E Salvini querela Saviano (su carta intestata Viminale)

Scrisse: «Ministro della malavita». E lui: «Offende chi combatte le mafie. C'è un limite anche alle fesserie»

E Salvini querela Saviano (su carta intestata Viminale)

Roma A volte gli effetti delle azioni vanno oltre il voluto, altre volte meno. Non è ancora chiara perciò l'esatta misura - neppure la natura - della querela per diffamazione presentata ieri (anche se porta la data di oggi per mero errore materiale) dal ministro dell'Interno, Matteo Salvini, nei confronti di Roberto Saviano. Un documento di quattro pagine più allegati redatto su carta intestata del Ministero dell'Interno, e non per sbadataggine. Salvini ritiene che nelle offese a lui rivolte si configuri «una distruzione dell'onore e della reputazione dell'Amministrazione e del soggetto posto al vertice della stessa». In soldoni, più che un attacco politico alla sua persona, uno tra i tanti, i legali di Salvini ritengono che stavolta vada alzato il tiro, perché il Ministero viene accusato «di attività e provvedimenti partigiani contigui con la criminalità organizzata».

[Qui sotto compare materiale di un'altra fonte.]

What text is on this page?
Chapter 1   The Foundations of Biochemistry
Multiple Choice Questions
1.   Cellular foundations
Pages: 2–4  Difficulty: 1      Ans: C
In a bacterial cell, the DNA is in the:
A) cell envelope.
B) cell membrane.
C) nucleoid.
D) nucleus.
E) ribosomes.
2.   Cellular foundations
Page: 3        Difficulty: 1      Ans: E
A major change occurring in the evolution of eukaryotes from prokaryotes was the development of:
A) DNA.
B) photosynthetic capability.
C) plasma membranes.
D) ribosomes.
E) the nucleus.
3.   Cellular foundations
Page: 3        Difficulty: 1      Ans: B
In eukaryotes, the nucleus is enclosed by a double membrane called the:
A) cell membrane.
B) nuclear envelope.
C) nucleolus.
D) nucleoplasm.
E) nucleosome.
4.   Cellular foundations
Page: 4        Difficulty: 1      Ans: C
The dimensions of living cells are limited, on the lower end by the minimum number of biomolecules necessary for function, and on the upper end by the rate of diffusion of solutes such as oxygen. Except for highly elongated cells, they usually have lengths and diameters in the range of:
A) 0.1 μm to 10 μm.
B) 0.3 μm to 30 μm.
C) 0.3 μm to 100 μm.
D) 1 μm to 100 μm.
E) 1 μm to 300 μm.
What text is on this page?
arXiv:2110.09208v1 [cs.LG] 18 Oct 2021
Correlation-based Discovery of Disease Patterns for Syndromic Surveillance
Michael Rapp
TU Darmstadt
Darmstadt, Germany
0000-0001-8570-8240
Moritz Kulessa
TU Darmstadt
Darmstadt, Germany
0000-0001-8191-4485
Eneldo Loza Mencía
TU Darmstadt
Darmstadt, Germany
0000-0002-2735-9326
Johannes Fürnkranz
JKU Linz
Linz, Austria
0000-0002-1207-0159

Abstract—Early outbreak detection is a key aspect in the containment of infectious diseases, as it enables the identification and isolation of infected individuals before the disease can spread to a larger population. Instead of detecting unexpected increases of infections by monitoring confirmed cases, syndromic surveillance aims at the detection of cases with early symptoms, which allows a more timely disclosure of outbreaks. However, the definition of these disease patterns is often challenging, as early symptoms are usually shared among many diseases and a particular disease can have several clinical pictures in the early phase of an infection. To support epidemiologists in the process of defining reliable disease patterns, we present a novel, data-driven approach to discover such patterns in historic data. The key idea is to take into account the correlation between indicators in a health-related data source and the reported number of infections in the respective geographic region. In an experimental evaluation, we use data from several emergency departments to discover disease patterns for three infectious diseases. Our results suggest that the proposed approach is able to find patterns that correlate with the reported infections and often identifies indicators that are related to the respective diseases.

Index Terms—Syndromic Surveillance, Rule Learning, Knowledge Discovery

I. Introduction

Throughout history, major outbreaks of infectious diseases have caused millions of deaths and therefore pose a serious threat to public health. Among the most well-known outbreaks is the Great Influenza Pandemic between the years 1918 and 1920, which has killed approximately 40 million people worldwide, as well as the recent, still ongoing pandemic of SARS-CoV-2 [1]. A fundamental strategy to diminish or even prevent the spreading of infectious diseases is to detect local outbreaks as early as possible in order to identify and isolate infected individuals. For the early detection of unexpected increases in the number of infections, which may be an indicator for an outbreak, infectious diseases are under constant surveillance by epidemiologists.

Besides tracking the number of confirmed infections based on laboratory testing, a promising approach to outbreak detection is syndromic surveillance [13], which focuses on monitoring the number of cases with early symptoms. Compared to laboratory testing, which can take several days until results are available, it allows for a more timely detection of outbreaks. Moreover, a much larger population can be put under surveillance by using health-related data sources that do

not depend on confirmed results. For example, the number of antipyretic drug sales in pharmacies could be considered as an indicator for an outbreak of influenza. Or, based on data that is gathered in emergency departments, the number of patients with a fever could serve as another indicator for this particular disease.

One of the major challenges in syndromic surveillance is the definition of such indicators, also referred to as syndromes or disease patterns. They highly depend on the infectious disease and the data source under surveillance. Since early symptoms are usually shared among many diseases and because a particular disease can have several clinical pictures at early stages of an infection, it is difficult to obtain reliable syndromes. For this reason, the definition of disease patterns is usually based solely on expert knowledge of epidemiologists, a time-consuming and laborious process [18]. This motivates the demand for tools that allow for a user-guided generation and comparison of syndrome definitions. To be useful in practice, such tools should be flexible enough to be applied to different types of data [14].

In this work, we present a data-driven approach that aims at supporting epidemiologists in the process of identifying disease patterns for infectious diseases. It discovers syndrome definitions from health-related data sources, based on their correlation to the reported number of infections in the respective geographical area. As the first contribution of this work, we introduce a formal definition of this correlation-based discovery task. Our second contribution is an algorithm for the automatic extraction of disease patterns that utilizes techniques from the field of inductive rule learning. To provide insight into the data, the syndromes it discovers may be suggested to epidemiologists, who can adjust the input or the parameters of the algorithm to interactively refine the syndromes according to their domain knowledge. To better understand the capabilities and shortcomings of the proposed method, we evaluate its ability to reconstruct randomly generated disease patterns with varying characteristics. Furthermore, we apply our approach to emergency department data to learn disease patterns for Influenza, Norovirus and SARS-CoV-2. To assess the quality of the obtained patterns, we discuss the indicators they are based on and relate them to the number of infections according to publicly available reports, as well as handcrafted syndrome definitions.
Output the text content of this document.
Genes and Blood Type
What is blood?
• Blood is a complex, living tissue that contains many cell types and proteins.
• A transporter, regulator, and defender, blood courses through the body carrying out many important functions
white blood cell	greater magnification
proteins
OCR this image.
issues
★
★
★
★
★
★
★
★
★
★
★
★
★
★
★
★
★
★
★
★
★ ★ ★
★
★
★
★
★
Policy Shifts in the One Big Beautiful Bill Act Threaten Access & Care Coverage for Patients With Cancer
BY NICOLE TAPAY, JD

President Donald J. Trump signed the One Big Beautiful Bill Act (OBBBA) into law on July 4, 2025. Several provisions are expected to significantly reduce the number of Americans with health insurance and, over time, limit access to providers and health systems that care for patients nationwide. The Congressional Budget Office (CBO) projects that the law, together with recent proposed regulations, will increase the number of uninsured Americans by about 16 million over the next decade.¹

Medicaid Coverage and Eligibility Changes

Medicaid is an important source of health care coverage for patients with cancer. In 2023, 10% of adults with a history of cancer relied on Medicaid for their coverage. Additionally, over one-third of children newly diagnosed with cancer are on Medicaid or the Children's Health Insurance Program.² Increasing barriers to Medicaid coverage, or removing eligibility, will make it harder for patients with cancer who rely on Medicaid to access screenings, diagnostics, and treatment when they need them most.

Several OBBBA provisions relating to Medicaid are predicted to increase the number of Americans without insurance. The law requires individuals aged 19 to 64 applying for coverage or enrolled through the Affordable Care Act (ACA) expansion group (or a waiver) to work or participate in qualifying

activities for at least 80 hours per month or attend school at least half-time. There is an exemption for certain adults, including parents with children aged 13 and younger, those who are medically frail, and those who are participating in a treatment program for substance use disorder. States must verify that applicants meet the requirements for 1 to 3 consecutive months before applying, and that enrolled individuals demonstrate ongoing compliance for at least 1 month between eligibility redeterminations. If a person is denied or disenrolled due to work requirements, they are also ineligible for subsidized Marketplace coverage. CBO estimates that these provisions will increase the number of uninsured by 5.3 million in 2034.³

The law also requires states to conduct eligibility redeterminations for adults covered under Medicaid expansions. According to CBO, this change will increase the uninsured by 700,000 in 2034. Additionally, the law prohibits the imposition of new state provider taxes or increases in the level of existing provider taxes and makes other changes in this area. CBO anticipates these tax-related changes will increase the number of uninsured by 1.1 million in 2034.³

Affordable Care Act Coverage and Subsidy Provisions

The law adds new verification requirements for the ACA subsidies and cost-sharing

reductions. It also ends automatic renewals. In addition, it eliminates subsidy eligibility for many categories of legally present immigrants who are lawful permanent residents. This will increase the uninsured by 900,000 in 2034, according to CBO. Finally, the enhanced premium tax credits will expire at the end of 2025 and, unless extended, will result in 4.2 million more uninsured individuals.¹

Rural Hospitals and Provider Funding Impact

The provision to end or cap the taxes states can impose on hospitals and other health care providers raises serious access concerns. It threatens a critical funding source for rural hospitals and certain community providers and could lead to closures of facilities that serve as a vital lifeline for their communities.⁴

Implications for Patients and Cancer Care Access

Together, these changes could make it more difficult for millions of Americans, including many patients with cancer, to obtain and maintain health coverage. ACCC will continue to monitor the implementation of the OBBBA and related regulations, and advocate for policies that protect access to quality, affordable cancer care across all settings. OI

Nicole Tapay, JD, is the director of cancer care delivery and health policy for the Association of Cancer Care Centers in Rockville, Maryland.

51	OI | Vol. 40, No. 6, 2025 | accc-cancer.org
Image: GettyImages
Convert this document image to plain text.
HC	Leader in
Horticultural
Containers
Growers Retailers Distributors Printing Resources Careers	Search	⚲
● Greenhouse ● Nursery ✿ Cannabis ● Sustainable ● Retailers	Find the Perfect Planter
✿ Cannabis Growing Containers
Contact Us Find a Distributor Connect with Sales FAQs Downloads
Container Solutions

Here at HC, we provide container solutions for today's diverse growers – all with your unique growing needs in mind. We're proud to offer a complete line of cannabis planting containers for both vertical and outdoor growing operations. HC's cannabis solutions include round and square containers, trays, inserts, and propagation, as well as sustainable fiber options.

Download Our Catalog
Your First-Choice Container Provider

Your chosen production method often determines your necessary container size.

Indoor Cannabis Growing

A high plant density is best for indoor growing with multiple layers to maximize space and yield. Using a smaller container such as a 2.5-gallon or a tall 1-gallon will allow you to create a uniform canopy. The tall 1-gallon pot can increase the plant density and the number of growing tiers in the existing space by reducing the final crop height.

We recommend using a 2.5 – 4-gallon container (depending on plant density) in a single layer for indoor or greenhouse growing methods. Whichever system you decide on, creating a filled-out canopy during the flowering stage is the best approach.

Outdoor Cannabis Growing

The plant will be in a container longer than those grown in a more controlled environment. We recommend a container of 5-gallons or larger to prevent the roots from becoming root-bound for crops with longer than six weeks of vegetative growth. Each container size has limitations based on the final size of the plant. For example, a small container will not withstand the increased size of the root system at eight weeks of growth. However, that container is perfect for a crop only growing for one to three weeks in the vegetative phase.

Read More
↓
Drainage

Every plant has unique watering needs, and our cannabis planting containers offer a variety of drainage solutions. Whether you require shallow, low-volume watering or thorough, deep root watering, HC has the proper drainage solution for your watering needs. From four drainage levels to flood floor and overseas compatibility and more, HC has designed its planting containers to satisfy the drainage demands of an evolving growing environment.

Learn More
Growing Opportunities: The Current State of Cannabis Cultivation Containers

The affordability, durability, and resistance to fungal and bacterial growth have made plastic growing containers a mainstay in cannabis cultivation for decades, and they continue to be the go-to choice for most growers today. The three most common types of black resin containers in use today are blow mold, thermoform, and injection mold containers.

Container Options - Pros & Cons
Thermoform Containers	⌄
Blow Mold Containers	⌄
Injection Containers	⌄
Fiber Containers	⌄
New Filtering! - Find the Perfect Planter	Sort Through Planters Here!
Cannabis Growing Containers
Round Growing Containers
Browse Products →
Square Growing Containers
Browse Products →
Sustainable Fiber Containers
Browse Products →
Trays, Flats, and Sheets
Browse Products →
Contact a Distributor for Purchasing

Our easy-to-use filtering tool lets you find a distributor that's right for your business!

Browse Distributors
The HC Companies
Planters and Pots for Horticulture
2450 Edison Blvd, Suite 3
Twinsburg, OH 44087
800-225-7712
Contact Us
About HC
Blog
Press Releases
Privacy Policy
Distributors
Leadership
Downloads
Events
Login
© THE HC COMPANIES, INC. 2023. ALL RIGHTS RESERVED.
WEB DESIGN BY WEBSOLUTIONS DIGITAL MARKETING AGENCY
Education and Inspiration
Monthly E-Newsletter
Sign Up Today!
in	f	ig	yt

Fatto senza precedenti, si presta a varie interpretazioni (nonché insidie). È il Viminale, nella figura del suo massimo e legale rappresentante, che querela un giornalista per le opinioni espresse. Una specie di «vilipendio» in tono minore (il reato di vilipendio - che non è certo a querela di parte - ha un oggetto diverso, il dileggio di istituzioni ben definite dal codice penale). Qui siamo invece in un campo assai più scivoloso, che si inquadra nella querelle sempre più dura tra il capo della Lega e l'autore di Gomorra, rinfocolatasi quando Salvini ha prospettato l'ipotesi di togliere la scorta a Saviano. La reazione di quest'ultimo era stata veemente, ribadita in diversi post su Facebook, video, nonché in un'intervista a Sueddeutsche Zeitung. «È un ministro della malavita», aveva detto e scritto ripescando la nota invettiva di Salvemini nei confronti di Giolitti senior. E ancora: «ministro criminale, usa parole da mafioso, da codardo non ha detto a Rosarno niente contro la 'ndrangheta e non ricorda i legami tra Lega Nord e la 'ndrangheta». Così che lo scrittore finisce per adombrare, viene scritto nella querela, la tesi che esista «uno scandaloso patto di non aggressione tra 'ndrangheta e ministero dell'Interno». Espressioni che generano, continua l'atto depositato in Procura, «la convinzione che il ministro dell'Interno, anziché combattere la malavita organizzata, scenda a scellerati accordi con la criminalità organizzata stessa, calpestando così i propri compiti istituzionali e abdicando alla funzione tipica cui è deputata l'Amministrazione». Il punto cardine, sostenuto dai legali di Salvini, è appunto questo: «Definire mafioso il soggetto posto all'apice dell'Amministrazione che più di ogni altra ha il compito di combattere le organizzazioni criminali e affermare (nella sua interezza) scende a patti con la criminalità organizzata, svilisce il ruolo e la funzione dell'Amministrazione medesima, mortificando l'azione quotidiana di tutti i suoi appartenenti, lesi e offesi dalle affermazioni inveritiere di Saviano...». Intervistato da una radio, Salvini ha quindi spiegato: «Io non querelo quasi mai, la critica ci sta, non mi spaventano i toni forti. Però... del mafioso a me non lo dai... C'è un limite alle fesserie, alle cazzate. Io vado avanti, degli insulti e dalle minacce me ne fotto».

Strascichi e polemiche seguiranno.

Certo è che solo due giorni fa Saviano aveva scritto un altro post su Salvini, che sarebbe stato meglio risparmiarsi: «Delle tante querele annunciate (con questa sarebbero quante: 4? 5? S'è perso il conto) ad oggi non ne è arrivata nessuna... come sempre, solo chiacchiere...».